Mesler: These paintings are so much better than when I look back at the paintings in the Cheim & Read show. I see how naïve I was, literally in the mixing of paint, and how I defined certain features. I actually feel like these are successful paintings. In a perfect world, I'll look back at these in a year and be like, “Oh, those were naïve.”
CULTURED: You're going to be in conversation with Rabbi Korn of Chabad House Bowery on Nov. 3 as part of the ADAA talks program. How often do you two speak?

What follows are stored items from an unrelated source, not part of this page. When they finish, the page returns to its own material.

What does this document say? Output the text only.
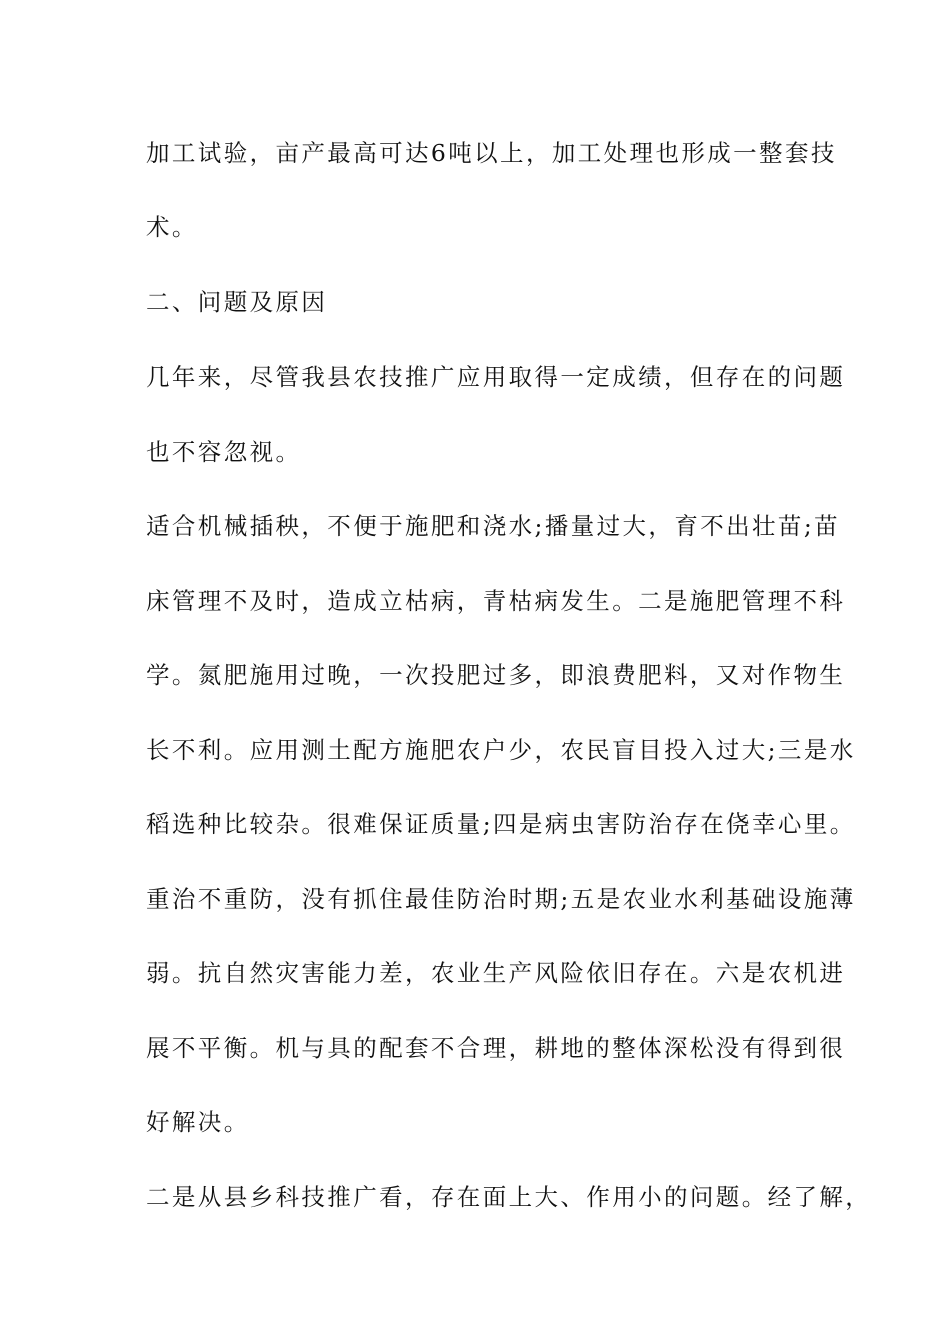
加工试验，亩产最高可达6吨以上，加工处理也形成一整套技

术。

二、问题及原因

几年来，尽管我县农技推广应用取得一定成绩，但存在的问题

也不容忽视。

适合机械插秧，不便于施肥和浇水;播量过大，育不出壮苗;苗

床管理不及时，造成立枯病，青枯病发生。二是施肥管理不科

学。氮肥施用过晚，一次投肥过多，即浪费肥料，又对作物生

长不利。应用测土配方施肥农户少，农民盲目投入过大;三是水

稻选种比较杂。很难保证质量;四是病虫害防治存在侥幸心里。

重治不重防，没有抓住最佳防治时期;五是农业水利基础设施薄

弱。抗自然灾害能力差，农业生产风险依旧存在。六是农机进

展不平衡。机与具的配套不合理，耕地的整体深松没有得到很

好解决。

二是从县乡科技推广看，存在面上大、作用小的问题。经了解，
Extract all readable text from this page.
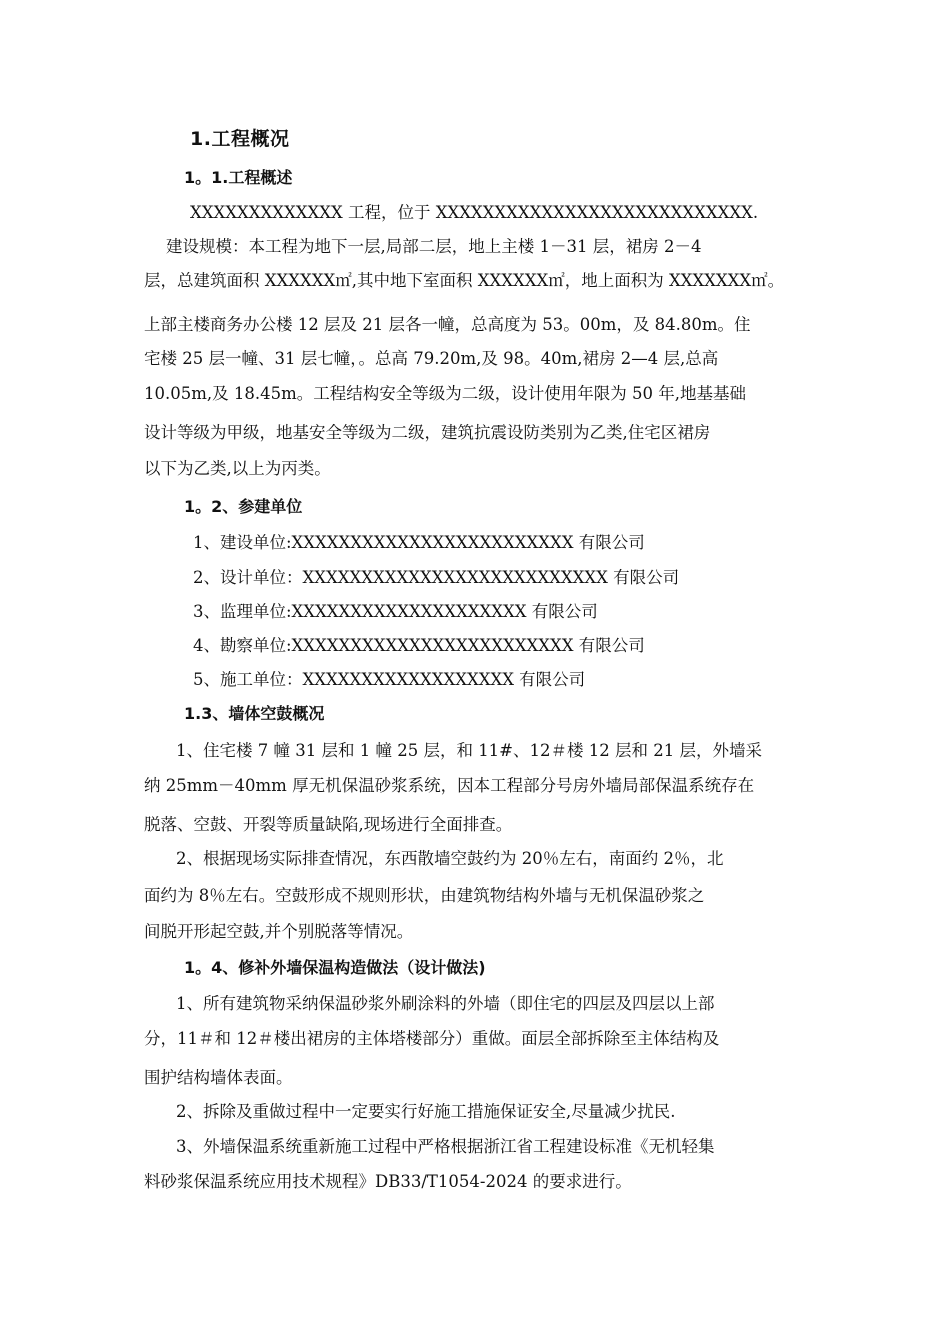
1.工程概况
1。1.工程概述
XXXXXXXXXXXXX 工程，位于 XXXXXXXXXXXXXXXXXXXXXXXXXXX.
建设规模：本工程为地下一层,局部二层，地上主楼 1－31 层，裙房 2－4
层，总建筑面积 XXXXXX㎡,其中地下室面积 XXXXXX㎡，地上面积为 XXXXXXX㎡。
上部主楼商务办公楼 12 层及 21 层各一幢，总高度为 53。00m，及 84.80m。住
宅楼 25 层一幢、31 层七幢，。总高 79.20m,及 98。40m,裙房 2—4 层,总高
10.05m,及 18.45m。工程结构安全等级为二级，设计使用年限为 50 年,地基基础
设计等级为甲级，地基安全等级为二级，建筑抗震设防类别为乙类,住宅区裙房
以下为乙类,以上为丙类。
1。2、参建单位
1、建设单位:XXXXXXXXXXXXXXXXXXXXXXXX 有限公司
2、设计单位：XXXXXXXXXXXXXXXXXXXXXXXXXX 有限公司
3、监理单位:XXXXXXXXXXXXXXXXXXXX 有限公司
4、勘察单位:XXXXXXXXXXXXXXXXXXXXXXXX 有限公司
5、施工单位：XXXXXXXXXXXXXXXXXX 有限公司
1.3、墙体空鼓概况
1、住宅楼 7 幢 31 层和 1 幢 25 层，和 11#、12＃楼 12 层和 21 层，外墙采
纳 25mm－40mm 厚无机保温砂浆系统，因本工程部分号房外墙局部保温系统存在
脱落、空鼓、开裂等质量缺陷,现场进行全面排查。
2、根据现场实际排查情况，东西散墙空鼓约为 20％左右，南面约 2％，北
面约为 8％左右。空鼓形成不规则形状，由建筑物结构外墙与无机保温砂浆之
间脱开形起空鼓,并个别脱落等情况。
1。4、修补外墙保温构造做法（设计做法)
1、所有建筑物采纳保温砂浆外刷涂料的外墙（即住宅的四层及四层以上部
分，11＃和 12＃楼出裙房的主体塔楼部分）重做。面层全部拆除至主体结构及
围护结构墙体表面。
2、拆除及重做过程中一定要实行好施工措施保证安全,尽量减少扰民.
3、外墙保温系统重新施工过程中严格根据浙江省工程建设标准《无机轻集
料砂浆保温系统应用技术规程》DB33/T1054-2024 的要求进行。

Mesler: I have a group of sober men that I speak to every day, I have my family, and then I have rabbis. This is what my life consists of now. Rabbi Korn shed so much light on my work. I did these books called “Jews and Other Stories.” I take pre-existing books and do a drawing of a Jew on one side and then a ghost print of that drawing on the other side. A ghost print is the technical name. What about the idea of the Jew as the ghost story? It is this beautiful idea that while any of us are alive, we can bring light and joy and goodness. But the unfortunate thing is when we're dead, we can no longer affect the world. And yet it's the same person. Maybe this speaks to the idea of generations or the story of the Jew. For him to bring things like that up to me, I thought, This is even deeper than deep.

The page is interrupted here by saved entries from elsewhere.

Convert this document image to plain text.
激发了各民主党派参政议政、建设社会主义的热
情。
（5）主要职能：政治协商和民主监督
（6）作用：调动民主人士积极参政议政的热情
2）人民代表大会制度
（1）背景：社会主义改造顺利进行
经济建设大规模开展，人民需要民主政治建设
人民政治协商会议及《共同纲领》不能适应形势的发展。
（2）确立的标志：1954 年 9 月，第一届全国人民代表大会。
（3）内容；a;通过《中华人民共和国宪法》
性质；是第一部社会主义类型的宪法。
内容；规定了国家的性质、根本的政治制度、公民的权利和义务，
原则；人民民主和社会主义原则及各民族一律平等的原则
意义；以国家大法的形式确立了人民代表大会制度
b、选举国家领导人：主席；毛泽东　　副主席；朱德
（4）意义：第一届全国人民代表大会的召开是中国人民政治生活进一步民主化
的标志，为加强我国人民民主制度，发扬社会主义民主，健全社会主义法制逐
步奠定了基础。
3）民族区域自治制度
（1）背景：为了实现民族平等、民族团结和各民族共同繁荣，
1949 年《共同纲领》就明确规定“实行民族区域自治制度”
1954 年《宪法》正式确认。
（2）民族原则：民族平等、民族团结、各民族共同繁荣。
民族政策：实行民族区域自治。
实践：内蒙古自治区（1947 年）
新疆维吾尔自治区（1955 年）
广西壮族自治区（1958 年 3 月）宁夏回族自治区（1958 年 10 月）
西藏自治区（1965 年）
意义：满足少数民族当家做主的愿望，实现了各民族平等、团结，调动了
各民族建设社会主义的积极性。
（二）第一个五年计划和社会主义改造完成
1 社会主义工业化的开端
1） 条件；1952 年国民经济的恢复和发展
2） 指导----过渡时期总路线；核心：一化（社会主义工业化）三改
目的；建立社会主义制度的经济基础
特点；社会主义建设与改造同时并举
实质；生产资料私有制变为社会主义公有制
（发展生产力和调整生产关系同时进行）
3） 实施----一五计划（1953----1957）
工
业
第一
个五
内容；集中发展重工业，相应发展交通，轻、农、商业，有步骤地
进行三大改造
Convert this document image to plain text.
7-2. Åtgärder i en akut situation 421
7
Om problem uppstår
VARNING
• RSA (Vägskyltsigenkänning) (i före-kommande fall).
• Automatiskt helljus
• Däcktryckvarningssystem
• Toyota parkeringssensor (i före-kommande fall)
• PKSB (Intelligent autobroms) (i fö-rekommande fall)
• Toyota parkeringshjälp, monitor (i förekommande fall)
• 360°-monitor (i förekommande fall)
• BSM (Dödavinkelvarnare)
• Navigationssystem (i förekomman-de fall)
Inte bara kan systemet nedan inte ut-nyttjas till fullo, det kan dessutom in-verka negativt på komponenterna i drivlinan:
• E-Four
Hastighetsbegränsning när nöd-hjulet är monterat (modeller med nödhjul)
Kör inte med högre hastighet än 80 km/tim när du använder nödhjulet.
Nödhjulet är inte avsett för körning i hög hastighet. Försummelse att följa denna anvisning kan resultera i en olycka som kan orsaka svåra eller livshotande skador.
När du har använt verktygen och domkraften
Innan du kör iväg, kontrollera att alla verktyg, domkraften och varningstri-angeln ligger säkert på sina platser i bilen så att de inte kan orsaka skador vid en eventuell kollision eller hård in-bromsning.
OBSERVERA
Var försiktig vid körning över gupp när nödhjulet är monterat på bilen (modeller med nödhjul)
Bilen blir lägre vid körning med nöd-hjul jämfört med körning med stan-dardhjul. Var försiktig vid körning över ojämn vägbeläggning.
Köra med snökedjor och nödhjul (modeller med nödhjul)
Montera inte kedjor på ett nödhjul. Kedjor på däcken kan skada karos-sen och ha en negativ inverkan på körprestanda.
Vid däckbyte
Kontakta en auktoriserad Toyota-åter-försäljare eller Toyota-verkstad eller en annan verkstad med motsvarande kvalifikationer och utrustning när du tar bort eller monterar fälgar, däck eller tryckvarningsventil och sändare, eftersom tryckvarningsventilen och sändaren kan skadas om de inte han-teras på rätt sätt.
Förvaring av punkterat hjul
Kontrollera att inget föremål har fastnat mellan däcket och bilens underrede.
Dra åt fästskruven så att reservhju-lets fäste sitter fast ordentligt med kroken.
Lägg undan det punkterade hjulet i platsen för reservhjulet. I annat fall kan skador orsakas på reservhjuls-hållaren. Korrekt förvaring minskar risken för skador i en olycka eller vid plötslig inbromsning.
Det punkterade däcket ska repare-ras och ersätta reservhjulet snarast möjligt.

CULTURED: You've made the new book project pointedly “wordless.” What made you decide to forego commentary?
Mesler: The irony is that I use text in my paintings. People are like, “Why do you use text in your work?” I'm totally dyslexic and super ADD. If there's a learning disability on the table, I've got it. So I think, How can I communicate as directly as possible? I guess I'll just put words on the canvas. There's such freedom in doing that. The books became this other manifestation or ephemera that came out of the paintings. I do everything in reverse—maybe that's the dyslexia—but the paintings have text and the books have pictures.
CULTURED: Your word paintings emphasize accessibilty. They have a really easy and light-hearted entry point. Do you think there's also something happening in terms of accessibility with these rabbi paintings? Like that you're providing Jewish people access to a cultural or religious lore they didn't even know wanted access to?
Mesler: That's so true. When I started making work again—you know, I was a failed artist the first time, and I was heavily into ego—this time around I was like, “Oh my God, I'm gonna make art now, where I could actually consider like the person looking.” I was concerned with accessibility and all these things that I thought were bad words before. Like, God forbid if somebody actually liked my art, I actually didn't like them. I was like, "You must be a loser if you like my art." As I got older and sober, I was like, "No, no, no, I actually want to care about other people and be in service to other people." If they're gonna give me money and then enjoy having it on the wall as opposed to just putting it in storage, that's a good thing.
I'm trying to stay away, very consciously, from talking about what's happening now. But as the darkness continues, it makes me want to bring the joy out and be like, "I don't wanna fight, I want to show the light." And I never thought about that in terms of the rabbi, but that's so interesting. Perhaps there is a parallel in looking at these old rabbi paintings that are a little melancholy and sad and thinking, What if I put some crimson red in there? I'm gonna make the rabbi a little more disco like, How do you like the rabbi now? Let's see what the Jew can do.
CULTURED: The art show benefits the Henry Street Settlement in the Lower East Side, which has been a significant area for the Jewish diaspora in New York for centuries. How does showing this work connect to the neighborhood that has meant so much for so many different communities, and particularly the Jewish community?
Mesler: That's where I got my footing [as a dealer] in New York. I landed on East Broadway. That is my shtetl. Life has a funny way of bringing you back—now, I'm here to serve. In Tzedakah [the Jewish term for charitable giving], if someone gives me $10, I'm giving away three of it. It's the 12 steps; it's like the clock.